Part I
Let us say I need to determine Fourier coefficient at the end of the solution to a PDE. On applying the non-homogeneous BC, I arrive at the following
$$\sum_{n=1}^{\infty} A_{n}\sinh(n\pi c)\sin\bigg(\frac{n\pi x}{a}\bigg)=f(x)$$
We have two cases that needs to be evaluated now:
- $f(x) = 2e^{-\frac{x}{3}}$
- $f(x) = \frac{4}{3} (x-x^2)$
Part II
For $\frac{\partial^2 T}{\partial x^2} + \frac{\partial^2 T}{\partial y^2} = 0$ defined on $x \in [0,a]$ and $y \in [0,b]$
with the BC as
$T(0,y) = T(a,y) = T_a$
$\frac{\partial T(x,0)}{\partial y} = k_1\bigg[e^{-s_1y}\bigg(T_1 + s_1\int_0^y e^t T(x,t)\mathrm{d}t\bigg) - T(x,0)\bigg]$
$\frac{\partial T(x,b)}{\partial x} = 0$
For Part I After applying @Mattos suggestions
For $f(x) = 2e^{-\frac{x}{3}}$
$$\sum_{n=1}^{\infty} A_{n}\sinh(n\pi c)\int_0^a\sin\bigg(\frac{n\pi x}{a}\bigg)\sin\bigg(\frac{k\pi x}{a}\bigg)\mathrm{d}x=2\int_0^ae^{-\frac{x}{3}}\sin\bigg(\frac{k\pi x}{a}\bigg)\mathrm{d}x$$
The integrand on the LHS has values only for $n=k$ (From orthogonality)

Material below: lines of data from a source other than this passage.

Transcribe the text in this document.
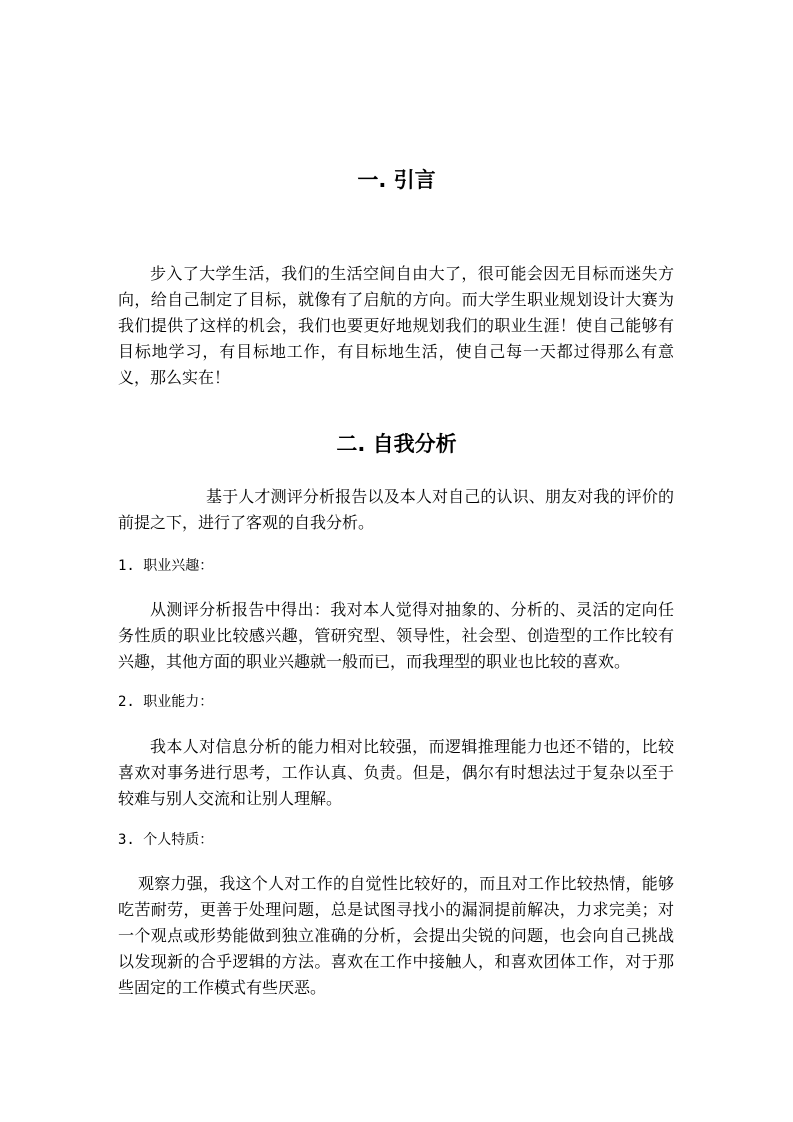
一. 引言

步入了大学生活，我们的生活空间自由大了，很可能会因无目标而迷失方向，给自己制定了目标，就像有了启航的方向。而大学生职业规划设计大赛为我们提供了这样的机会，我们也要更好地规划我们的职业生涯！使自己能够有目标地学习，有目标地工作，有目标地生活，使自己每一天都过得那么有意义，那么实在！

二. 自我分析

基于人才测评分析报告以及本人对自己的认识、朋友对我的评价的前提之下，进行了客观的自我分析。

1. 职业兴趣：

从测评分析报告中得出：我对本人觉得对抽象的、分析的、灵活的定向任务性质的职业比较感兴趣，管研究型、领导性，社会型、创造型的工作比较有兴趣，其他方面的职业兴趣就一般而已，而我理型的职业也比较的喜欢。

2. 职业能力：

我本人对信息分析的能力相对比较强，而逻辑推理能力也还不错的，比较喜欢对事务进行思考，工作认真、负责。但是，偶尔有时想法过于复杂以至于较难与别人交流和让别人理解。

3. 个人特质：

观察力强，我这个人对工作的自觉性比较好的，而且对工作比较热情，能够吃苦耐劳，更善于处理问题，总是试图寻找小的漏洞提前解决，力求完美；对一个观点或形势能做到独立准确的分析，会提出尖锐的问题，也会向自己挑战以发现新的合乎逻辑的方法。喜欢在工作中接触人，和喜欢团体工作，对于那些固定的工作模式有些厌恶。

$$A_k\sinh(n\pi c)\bigg(\frac{a}{2}\bigg)=2\int_0^a e^{\frac{-x}{3}}\sin\bigg(\frac{k\pi x}{a}\bigg)\mathrm{d}x$$
Since, $k$ is a dummy integer it can be replaced by arbitrary integer $n$
$$A_n = \frac{\frac{4}{a}\bigg[\int_0^ae^{\frac{-x}{3}}\sin\bigg(\frac{n\pi x}{a}\bigg)\mathrm{d}x\bigg]}{\sinh(n\pi c)}$$
Similarly, for $f(x) = \frac{4}{3} (x-x^2)$
$$A_n = \frac{\frac{8}{3a}\bigg[\int_0^a x\sin\bigg(\frac{n\pi x}{a}\bigg)\mathrm{d}x - \int_0^a x^2\sin\bigg(\frac{n\pi x}{a}\bigg)\mathrm{d}x\bigg]}{\sinh(n\pi c)}$$